Lab tests suggest some e-cigarette use may release high levels of formaldehyde

Feb. 10, 2015

From a story published in the Washington Post:

“Using certain electronic cigarettes at high temperature settings may release more formaldehyde, a cancer-causing chemical, than smoking traditional cigarettes does, new lab tests suggest.

The research does not prove a health risk — it involved limited testing on just one brand of e-cigarettes and was done in test tubes, not people. It also does not mean e-cigarettes are better or worse than regular ones; tobacco smoke contains dozens of things that can cause cancer.

But it does highlight how little is known about the safety of the battery-powered devices, which heat liquid to deliver nicotine in a vapor rather than from burning tobacco.

“It’s a potential red flag,” one independent expert—Stephen Hecht, a tobacco researcher at the University of Minnesota—says of the study. “Under some conditions, e-cigarettes might be generating more formaldehyde than you’d want to be exposed to. But I don’t think we know enough yet. There’s a huge variety in the makeup of these cigarettes and how they are used.”

The study was published in the New England Journal of Medicine. The journal said it had been reviewed by experts in the field.

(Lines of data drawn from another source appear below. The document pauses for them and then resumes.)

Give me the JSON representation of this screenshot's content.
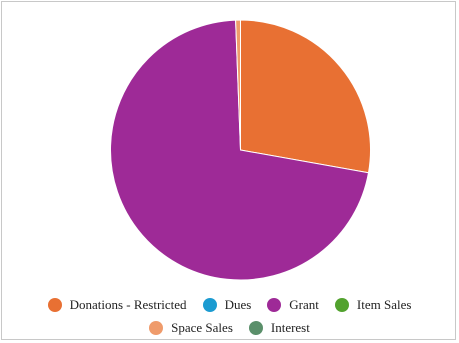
{
  "chart_data": {
    "type": "pie",
    "title": "",
    "legend_position": "bottom",
    "series": [
      {
        "name": "Donations - Restricted",
        "value": 27.8,
        "color": "#e87033"
      },
      {
        "name": "Dues",
        "value": 0,
        "color": "#1b9bd1"
      },
      {
        "name": "Grant",
        "value": 71.6,
        "color": "#9e2a97"
      },
      {
        "name": "Item Sales",
        "value": 0,
        "color": "#52a22e"
      },
      {
        "name": "Space Sales",
        "value": 0.6,
        "color": "#ef9b6b"
      },
      {
        "name": "Interest",
        "value": 0,
        "color": "#5a8f6a"
      }
    ]
  }
}
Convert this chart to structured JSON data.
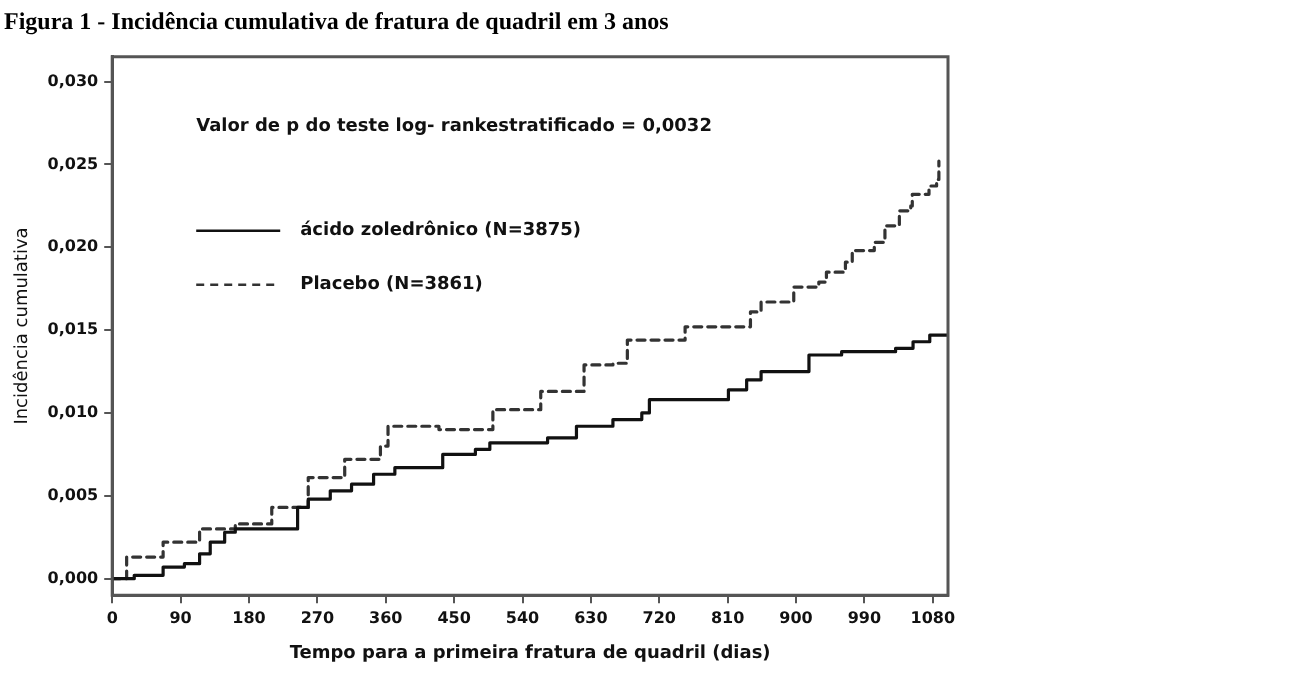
{
  "chart_data": {
    "type": "step",
    "title": "Figura 1 - Incidência cumulativa de fratura de quadril em 3 anos",
    "xlabel": "Tempo para a primeira fratura de quadril (dias)",
    "ylabel": "Incidência cumulativa",
    "annotations": [
      "Valor de p do teste log- rankestratificado = 0,0032"
    ],
    "xlim": [
      0,
      1100
    ],
    "xticks": [
      0,
      90,
      180,
      270,
      360,
      450,
      540,
      630,
      720,
      810,
      900,
      990,
      1080
    ],
    "ylim": [
      -0.001,
      0.0315
    ],
    "yticks": [
      {
        "value": 0,
        "label": "0,000"
      },
      {
        "value": 0.005,
        "label": "0,005"
      },
      {
        "value": 0.01,
        "label": "0,010"
      },
      {
        "value": 0.015,
        "label": "0,015"
      },
      {
        "value": 0.02,
        "label": "0,020"
      },
      {
        "value": 0.025,
        "label": "0,025"
      },
      {
        "value": 0.03,
        "label": "0,030"
      }
    ],
    "grid": false,
    "legend": "top left",
    "marker": "none",
    "series": [
      {
        "name": "ácido zoledrônico (N=3875)",
        "color": "#111111",
        "line_style": "solid",
        "x": [
          0,
          29,
          67,
          95,
          115,
          129,
          148,
          162,
          244,
          258,
          287,
          315,
          344,
          372,
          435,
          478,
          497,
          573,
          611,
          659,
          697,
          707,
          811,
          835,
          854,
          917,
          960,
          1031,
          1054,
          1076,
          1100
        ],
        "values": [
          0,
          0.0002,
          0.0007,
          0.0009,
          0.0015,
          0.0022,
          0.0028,
          0.003,
          0.0043,
          0.0048,
          0.0053,
          0.0057,
          0.0063,
          0.0067,
          0.0075,
          0.0078,
          0.0082,
          0.0085,
          0.0092,
          0.0096,
          0.01,
          0.0108,
          0.0114,
          0.012,
          0.0125,
          0.0135,
          0.0137,
          0.0139,
          0.0143,
          0.0147,
          0.0147
        ]
      },
      {
        "name": "Placebo (N=3861)",
        "color": "#333333",
        "line_style": "dashed",
        "x": [
          0,
          19,
          67,
          115,
          162,
          210,
          258,
          306,
          353,
          363,
          430,
          501,
          564,
          621,
          659,
          678,
          754,
          840,
          854,
          897,
          930,
          940,
          965,
          974,
          1003,
          1017,
          1036,
          1051,
          1053,
          1075,
          1085,
          1088
        ],
        "values": [
          0,
          0.0013,
          0.0022,
          0.003,
          0.0033,
          0.0043,
          0.0061,
          0.0072,
          0.008,
          0.0092,
          0.009,
          0.0102,
          0.0113,
          0.0129,
          0.013,
          0.0144,
          0.0152,
          0.0161,
          0.0167,
          0.0176,
          0.0179,
          0.0185,
          0.0191,
          0.0198,
          0.0203,
          0.0213,
          0.0222,
          0.0225,
          0.0232,
          0.0237,
          0.0241,
          0.0252
        ]
      }
    ]
  }
}
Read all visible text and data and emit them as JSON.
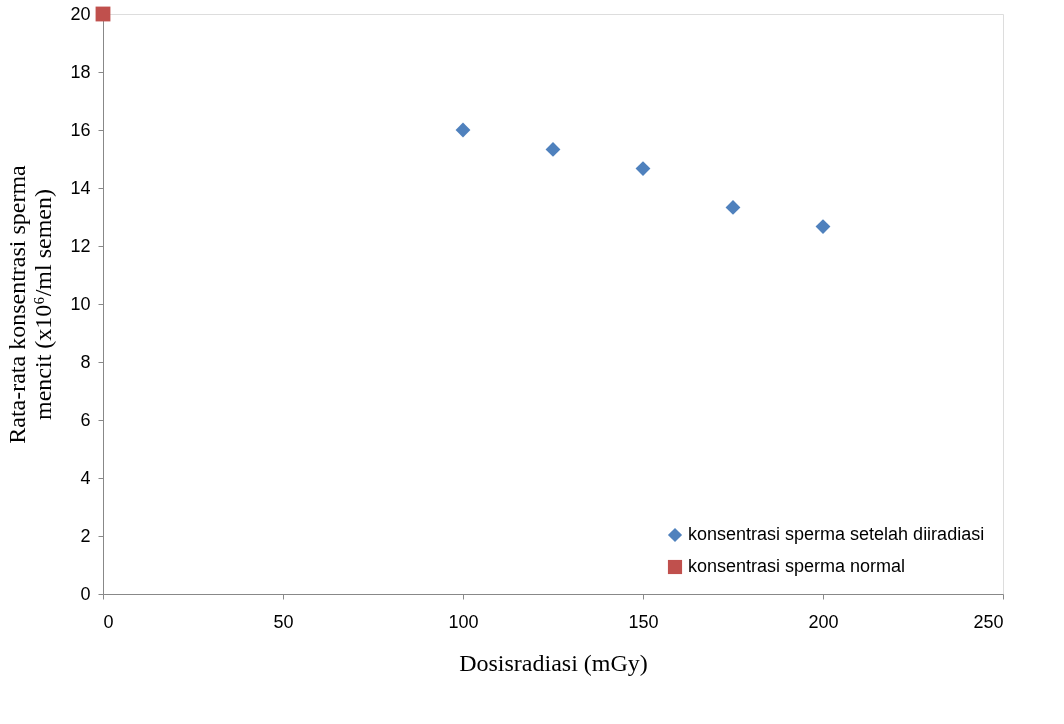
{
  "chart_data": {
    "type": "scatter",
    "xlabel": "Dosisradiasi (mGy)",
    "ylabel": "Rata-rata konsentrasi sperma mencit (x10⁶/ml semen)",
    "xlim": [
      0,
      250
    ],
    "xticks": [
      0,
      50,
      100,
      150,
      200,
      250
    ],
    "ylim": [
      0,
      20
    ],
    "yticks": [
      0,
      2,
      4,
      6,
      8,
      10,
      12,
      14,
      16,
      18,
      20
    ],
    "grid": false,
    "legend": "bottom right",
    "series": [
      {
        "name": "konsentrasi sperma setelah diiradiasi",
        "color": "#4f81bd",
        "marker": "diamond",
        "x": [
          100,
          125,
          150,
          175,
          200
        ],
        "values": [
          16.0,
          15.33,
          14.67,
          13.33,
          12.67
        ]
      },
      {
        "name": "konsentrasi sperma normal",
        "color": "#c0504d",
        "marker": "square",
        "x": [
          0
        ],
        "values": [
          20
        ]
      }
    ]
  }
}
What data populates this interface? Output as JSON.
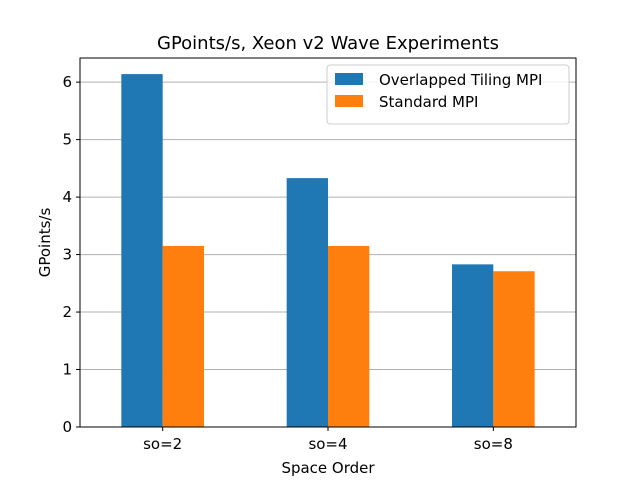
{
  "chart_data": {
    "type": "bar",
    "title": "GPoints/s, Xeon v2 Wave Experiments",
    "xlabel": "Space Order",
    "ylabel": "GPoints/s",
    "categories": [
      "so=2",
      "so=4",
      "so=8"
    ],
    "series": [
      {
        "name": "Overlapped Tiling MPI",
        "color": "#1f77b4",
        "values": [
          6.14,
          4.33,
          2.83
        ]
      },
      {
        "name": "Standard MPI",
        "color": "#ff7f0e",
        "values": [
          3.15,
          3.15,
          2.71
        ]
      }
    ],
    "ylim": [
      0,
      6.42
    ],
    "yticks": [
      0,
      1,
      2,
      3,
      4,
      5,
      6
    ],
    "grid": "horizontal",
    "legend_position": "top-right"
  }
}
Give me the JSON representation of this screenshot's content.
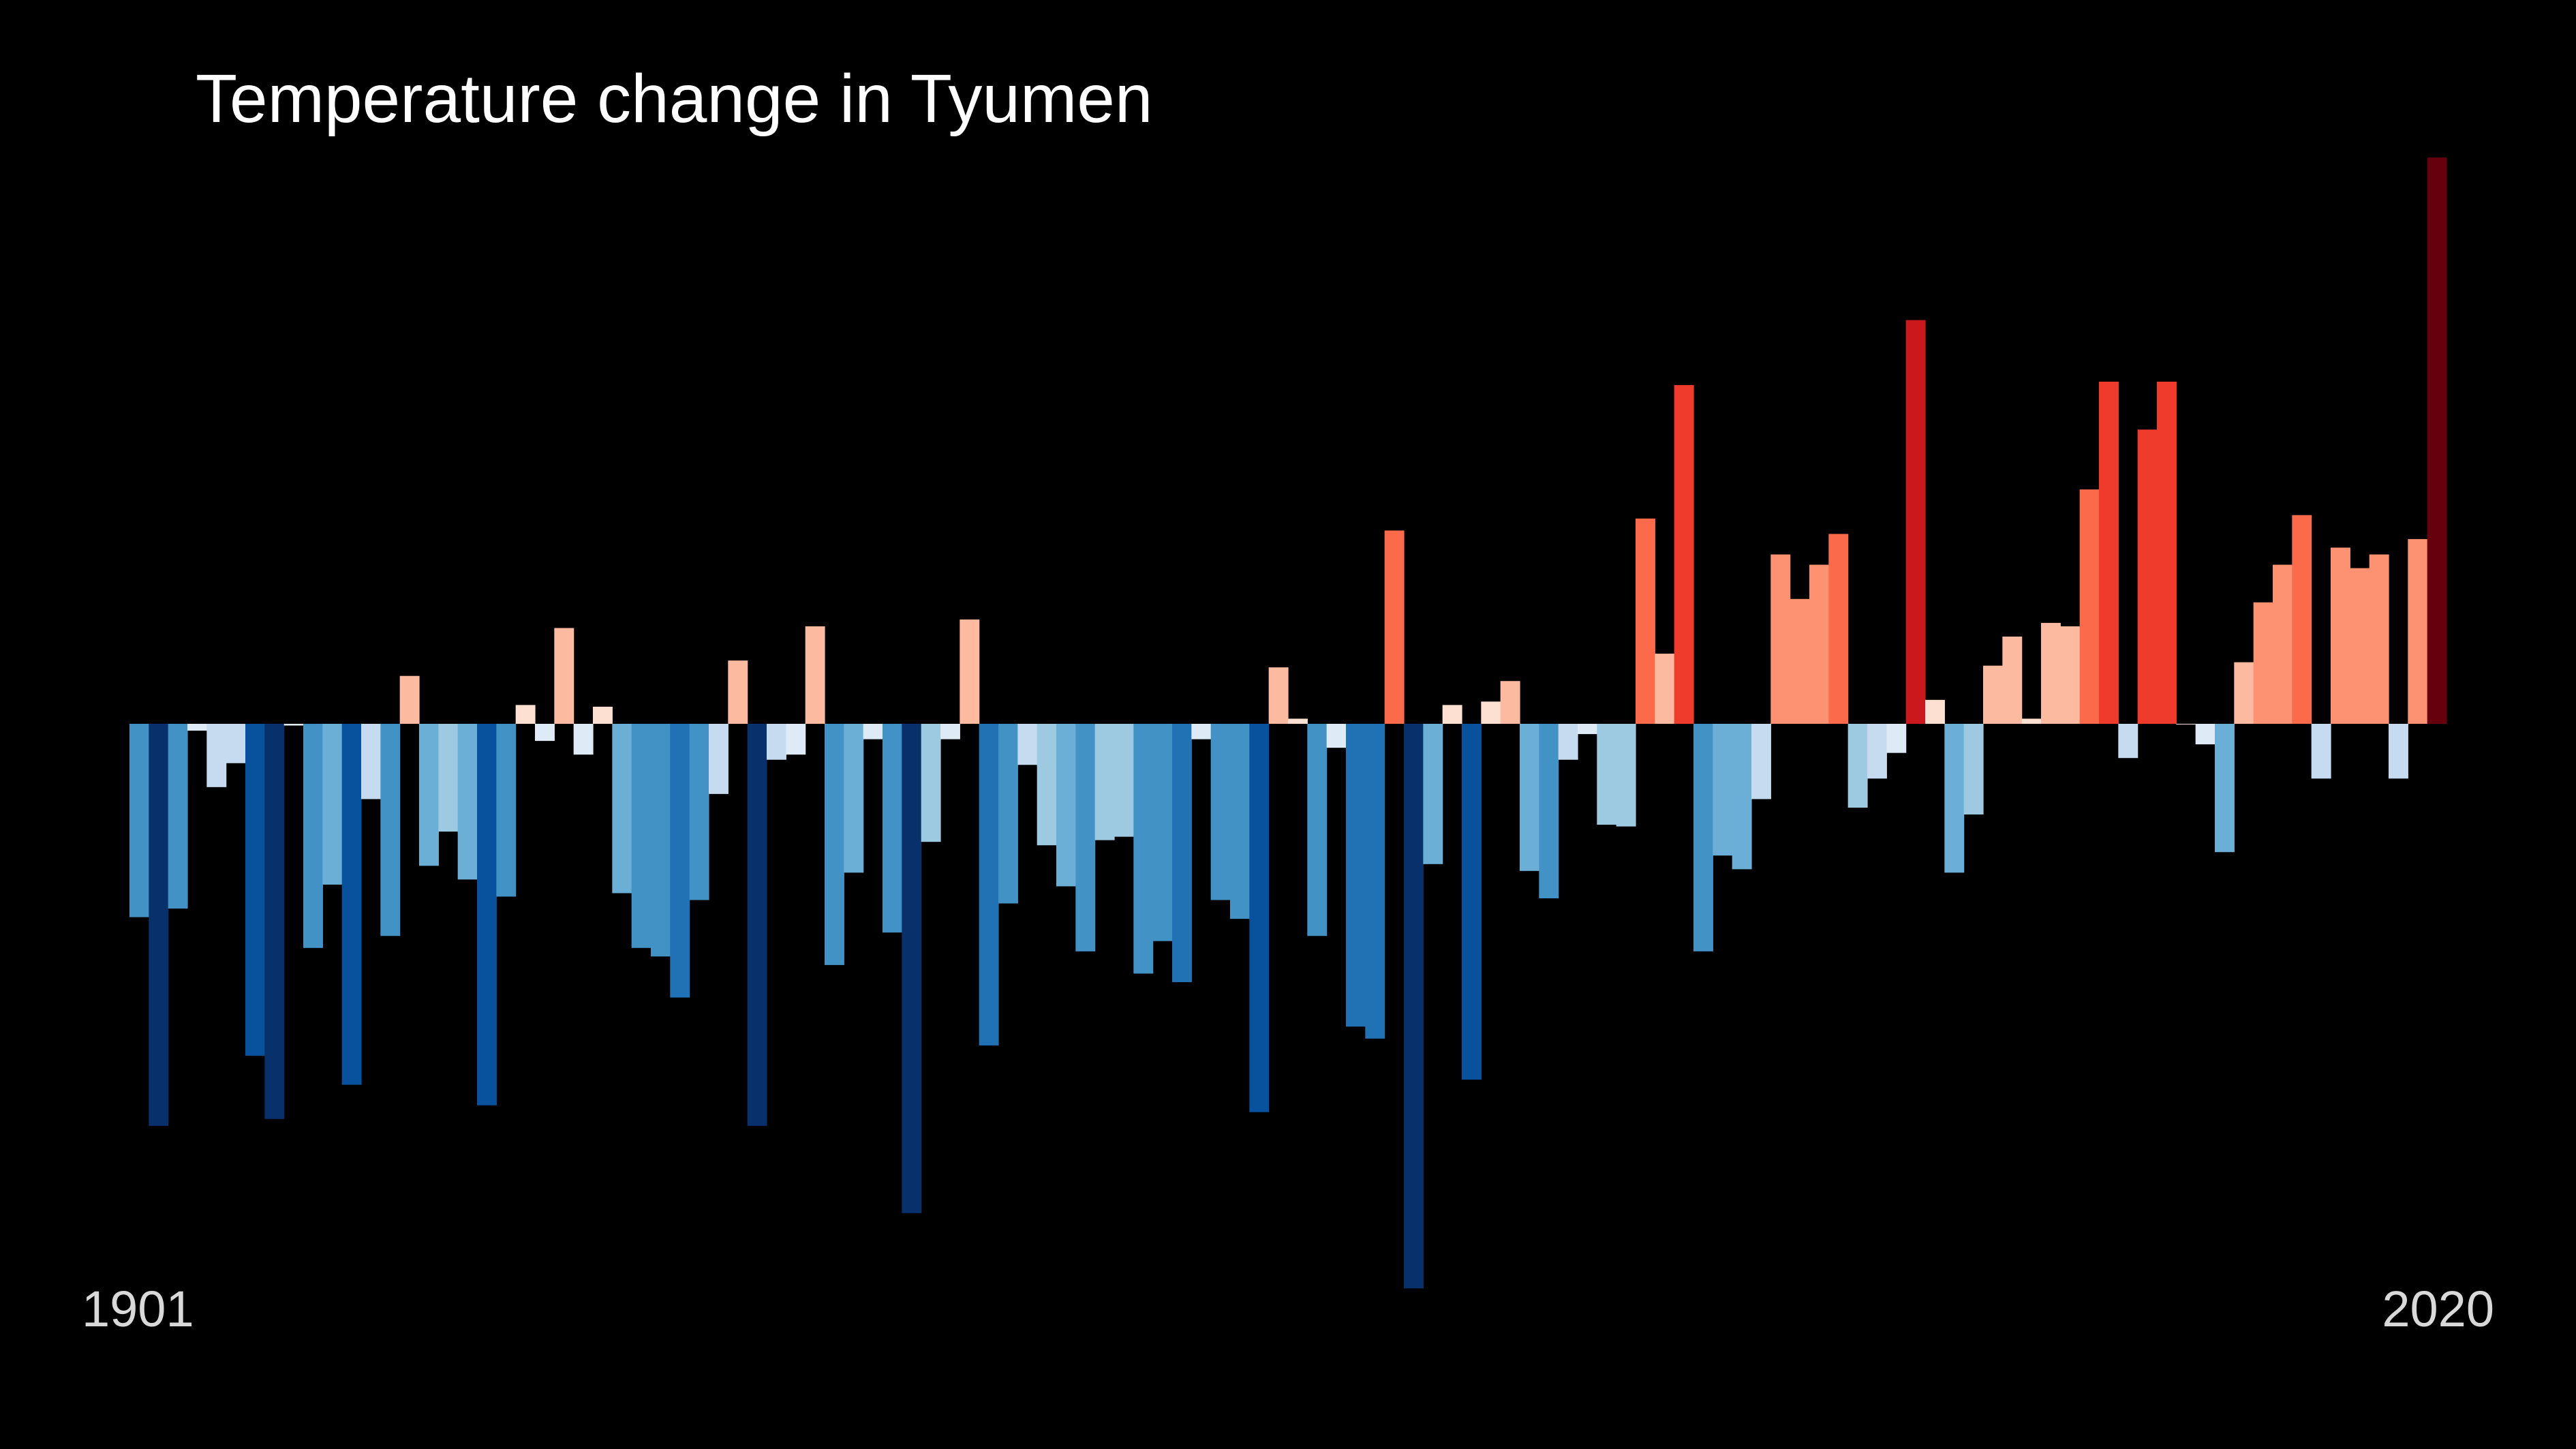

Formaldehyde is found in many things, including building materials and disinfectants. An earlier study found e-cigarettes generated less formaldehyde than regular ones, but that study looked at just the gas portion of the vapor. The new one looked at the liquid particles in the vapor, like the spray from an aerosol can.

Some e-cigarette systems let users turn up the voltage to increase the heat and the amount of liquid in the vapor. David Peyton, a chemist at Portland State University, and colleagues tested one brand with two voltage settings. They used a syringe to collect vapor from 10 samples, each one representing several puffs, at both voltage levels.

They measured formaldehyde hemiacetal—ac compound that can release formaldehyde—in the liquid portion of the vapor.

At low voltage, the chemical was not detected. But at the high setting, levels were five to 15 times as great as the amount of formaldehyde users would get from traditional cigarettes.